In human years, Andy was 105.
The silver-haired schnauzer was 22 pounds of energy and joy.
For 15 years, Andy knew he was special. Spoiled, perhaps, but special.
Andy came in a package with his charcoal-gray brother, Amos.
I went to buy a single pup but came home with two. They answered to their names, but I could say “Boys,” and their ears lifted. “Boys, load up!” put them into jackrabbit mode. They could spring waist-high into my pickup truck. They loved going to the office—or anywhere—with me.
I would snap my fingers, and they knew what that meant. Andy would leap into his leather wingchair in my office, and Amos would sail into his chair. They’d curl up and snooze for four hours, occasionally lifting their heads to make sure I was still behind my desk. But if I stood up and put on my suit coat or they heard the jingle of my computer shutting down, the schnauzer brothers were on full alert.
If a dog is truly a man’s best friend, I had two loyal four-legged buddies. Pam declared they could hear my truck before I ever turned in the gate. Amos and Andy didn’t wear watches, but they knew their routines. If I was reading a book, watching TV or pecking on my laptop, they were likely curled up by or on my feet.
But at 9:30 in the evening, they’d look up as if to say, “All right, you know it’s time for our walk.” When they were satisfied that I had acknowledged them, they trotted over to the door.
Amos died two years ago, just the way I would prefer. One morning he didn’t wake up.Andy lived longer but flirted with death several times. The first close call was in 2012. The “Boys” and I were in Jesup. Andy had apparently gulped down something very bad, and it was hammering his liver. My longtime friend and veterinarian, Dr. Beau Hall, and his partner, Dr. David Barwick, were doing everything they could, but it was clear that Andy was in trouble, deep trouble. They advised that I might want to hurry back to Athens to the University of Georgia’s veterinarian hospital. However, Andy might not live through the four-hour trip.
There were three options: Stay, go to UGA or euthanasia.

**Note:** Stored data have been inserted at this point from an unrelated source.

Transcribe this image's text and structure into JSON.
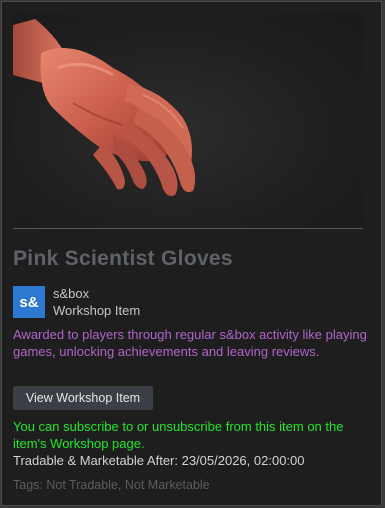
{
  "item": {
    "title": "Pink Scientist Gloves",
    "game_icon_text": "s&",
    "game_name": "s&box",
    "item_type": "Workshop Item",
    "description": "Awarded to players through regular s&box activity like playing games, unlocking achievements and leaving reviews.",
    "view_button_label": "View Workshop Item",
    "subscribe_note": "You can subscribe to or unsubscribe from this item on the item's Workshop page.",
    "tradable_text": "Tradable & Marketable After: 23/05/2026, 02:00:00",
    "tags_text": "Tags: Not Tradable, Not Marketable"
  },
  "colors": {
    "panel_bg": "#1e1e1e",
    "title": "#5f6368",
    "game_icon_bg": "#2f78d1",
    "description": "#b165c9",
    "subscribe_note": "#22e72b",
    "button_bg": "#3b3f45"
  },
  "icons": {
    "item_art": "pink-glove-icon",
    "game": "sbox-logo-icon"
  }
}
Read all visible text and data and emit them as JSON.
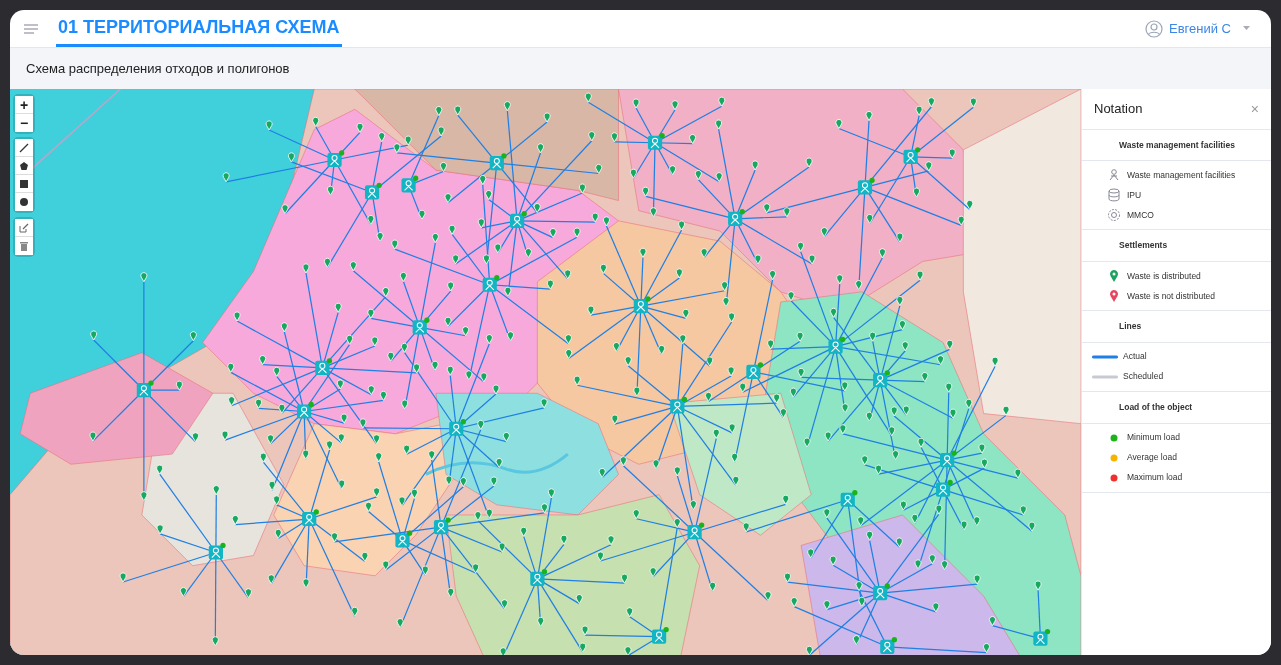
{
  "header": {
    "tabs": [
      {
        "label": "01 ТЕРРИТОРИАЛЬНАЯ СХЕМА",
        "selected": true
      }
    ],
    "user": "Евгений С"
  },
  "page_title": "Схема распределения отходов и полигонов",
  "map": {
    "zoom_in": "+",
    "zoom_out": "−"
  },
  "legend": {
    "title": "Notation",
    "close": "×",
    "sections": [
      {
        "title": "Waste management facilities",
        "items": [
          {
            "kind": "facility",
            "label": "Waste management facilities"
          },
          {
            "kind": "ipu",
            "label": "IPU"
          },
          {
            "kind": "mmco",
            "label": "MMCO"
          }
        ]
      },
      {
        "title": "Settlements",
        "items": [
          {
            "kind": "pin",
            "label": "Waste is distributed",
            "color": "#1aa35c"
          },
          {
            "kind": "pin",
            "label": "Waste is not distributed",
            "color": "#e8455f"
          }
        ]
      },
      {
        "title": "Lines",
        "items": [
          {
            "kind": "line",
            "label": "Actual",
            "color": "#1f7fe3"
          },
          {
            "kind": "line",
            "label": "Scheduled",
            "color": "#c5cad3"
          }
        ]
      },
      {
        "title": "Load of the object",
        "items": [
          {
            "kind": "dot",
            "label": "Minimum load",
            "color": "#1bb31b"
          },
          {
            "kind": "dot",
            "label": "Average load",
            "color": "#f5b400"
          },
          {
            "kind": "dot",
            "label": "Maximum load",
            "color": "#f0302c"
          }
        ]
      }
    ]
  }
}
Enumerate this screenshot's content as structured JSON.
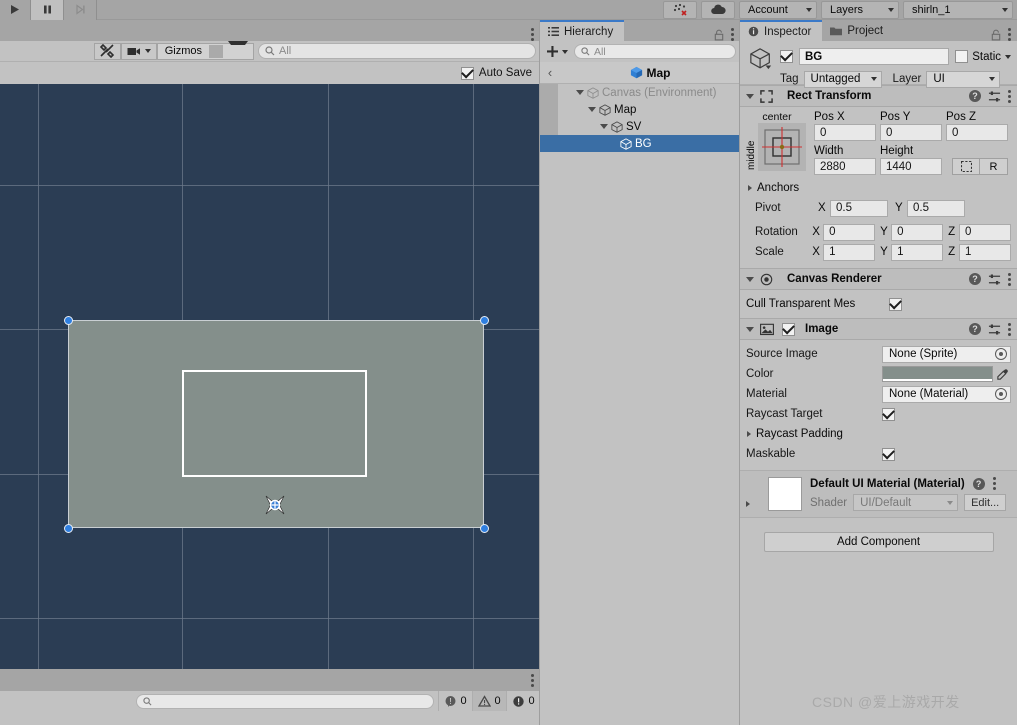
{
  "toolbar": {
    "play_icon": "play-icon",
    "pause_icon": "pause-icon",
    "step_icon": "step-icon",
    "collab_icon": "collab-icon",
    "cloud_icon": "cloud-icon",
    "account_label": "Account",
    "layers_label": "Layers",
    "layout_label": "shirln_1"
  },
  "scene": {
    "tools_icon": "tools-icon",
    "camera_icon": "camera-icon",
    "gizmos_label": "Gizmos",
    "search_placeholder": "All",
    "search_value": "",
    "autosave_label": "Auto Save",
    "autosave_checked": true,
    "background_color": "#2b3d54",
    "rect_color": "#848f8b",
    "handle_color": "#2f7fe0",
    "grid_color": "#6d7a8b"
  },
  "console": {
    "search_placeholder": "",
    "log_count": "0",
    "warn_count": "0",
    "error_count": "0"
  },
  "hierarchy": {
    "tab_label": "Hierarchy",
    "add_label": "+",
    "search_placeholder": "All",
    "search_value": "",
    "breadcrumb_title": "Map",
    "tree": [
      {
        "label": "Canvas (Environment)",
        "depth": 0,
        "expanded": true,
        "selected": false,
        "dim": true
      },
      {
        "label": "Map",
        "depth": 1,
        "expanded": true,
        "selected": false,
        "dim": false
      },
      {
        "label": "SV",
        "depth": 2,
        "expanded": true,
        "selected": false,
        "dim": false
      },
      {
        "label": "BG",
        "depth": 3,
        "expanded": false,
        "selected": true,
        "dim": false
      }
    ]
  },
  "inspector": {
    "tab_label": "Inspector",
    "project_tab_label": "Project",
    "object_name": "BG",
    "object_enabled": true,
    "static_label": "Static",
    "static_checked": false,
    "tag_label": "Tag",
    "tag_value": "Untagged",
    "layer_label": "Layer",
    "layer_value": "UI",
    "rect_transform": {
      "title": "Rect Transform",
      "anchor_preset_h": "center",
      "anchor_preset_v": "middle",
      "pos_x_label": "Pos X",
      "pos_x": "0",
      "pos_y_label": "Pos Y",
      "pos_y": "0",
      "pos_z_label": "Pos Z",
      "pos_z": "0",
      "width_label": "Width",
      "width": "2880",
      "height_label": "Height",
      "height": "1440",
      "blueprint_label": "",
      "raw_label": "R",
      "anchors_label": "Anchors",
      "pivot_label": "Pivot",
      "pivot_x": "0.5",
      "pivot_y": "0.5",
      "rotation_label": "Rotation",
      "rot_x": "0",
      "rot_y": "0",
      "rot_z": "0",
      "scale_label": "Scale",
      "scale_x": "1",
      "scale_y": "1",
      "scale_z": "1"
    },
    "canvas_renderer": {
      "title": "Canvas Renderer",
      "cull_label": "Cull Transparent Mes",
      "cull_checked": true
    },
    "image": {
      "title": "Image",
      "enabled": true,
      "source_image_label": "Source Image",
      "source_image_value": "None (Sprite)",
      "color_label": "Color",
      "color_value": "#848f8b",
      "material_label": "Material",
      "material_value": "None (Material)",
      "raycast_target_label": "Raycast Target",
      "raycast_target_checked": true,
      "raycast_padding_label": "Raycast Padding",
      "maskable_label": "Maskable",
      "maskable_checked": true
    },
    "material_block": {
      "title": "Default UI Material (Material)",
      "shader_label": "Shader",
      "shader_value": "UI/Default",
      "edit_label": "Edit..."
    },
    "add_component_label": "Add Component"
  },
  "watermark": "CSDN @爱上游戏开发"
}
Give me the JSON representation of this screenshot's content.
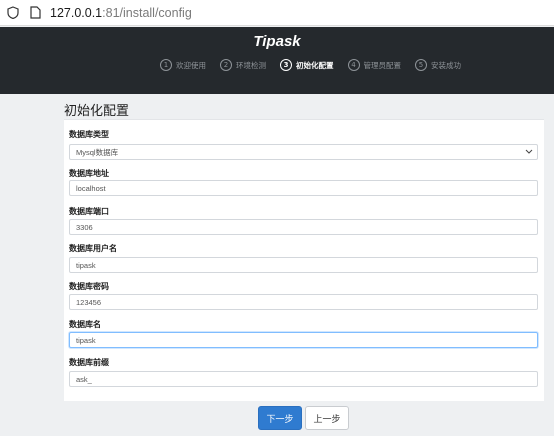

David’s dad, Wallace Barwick, appeared. Wallace sensed the seriousness of the
moment, and he asked, “Would you mind if I prayed over Andy?” I nodded, and we
bowed our heads as Wallace laid his hands on Andy and talked to God. That
resolved my dilemma on Day 3 of the crisis. Andy was staying. Day 4 showed
hope. And by Day 14, Andy was ready to leap into my truck and head home.
A few years later, Andy was the very first emergency patient at UGA’s new $98 million veterinarian hospital. Again, he flirted with death but bounced back. The last several months were rugged for my silver-haired friend. He had long since given up on jumping in my truck or even my lap. Andy was feeling every bit of his 105 “human years.” He was having trouble walking. If he fell, Andy couldn’t get up. He was losing his vision.
His favorite pastime was sleeping, preferably in my lap with his head on my arm. And then Andy’s plumbing went awry. After an “accident,” he’d look at you as if to say, “I’m sorry. I didn’t mean to do that.”
Andy had been a proud dog. On a leash, he’d prance as if he was competing in the Westminster. Trips to the vet provided no hope. The time had come.
The comforting thought is that Amos and Andy are back together, buried by the black-board fence, on a hill, in the pasture.
When I drive by—on the way to the mule barn—I can say, “Hey, Boys.”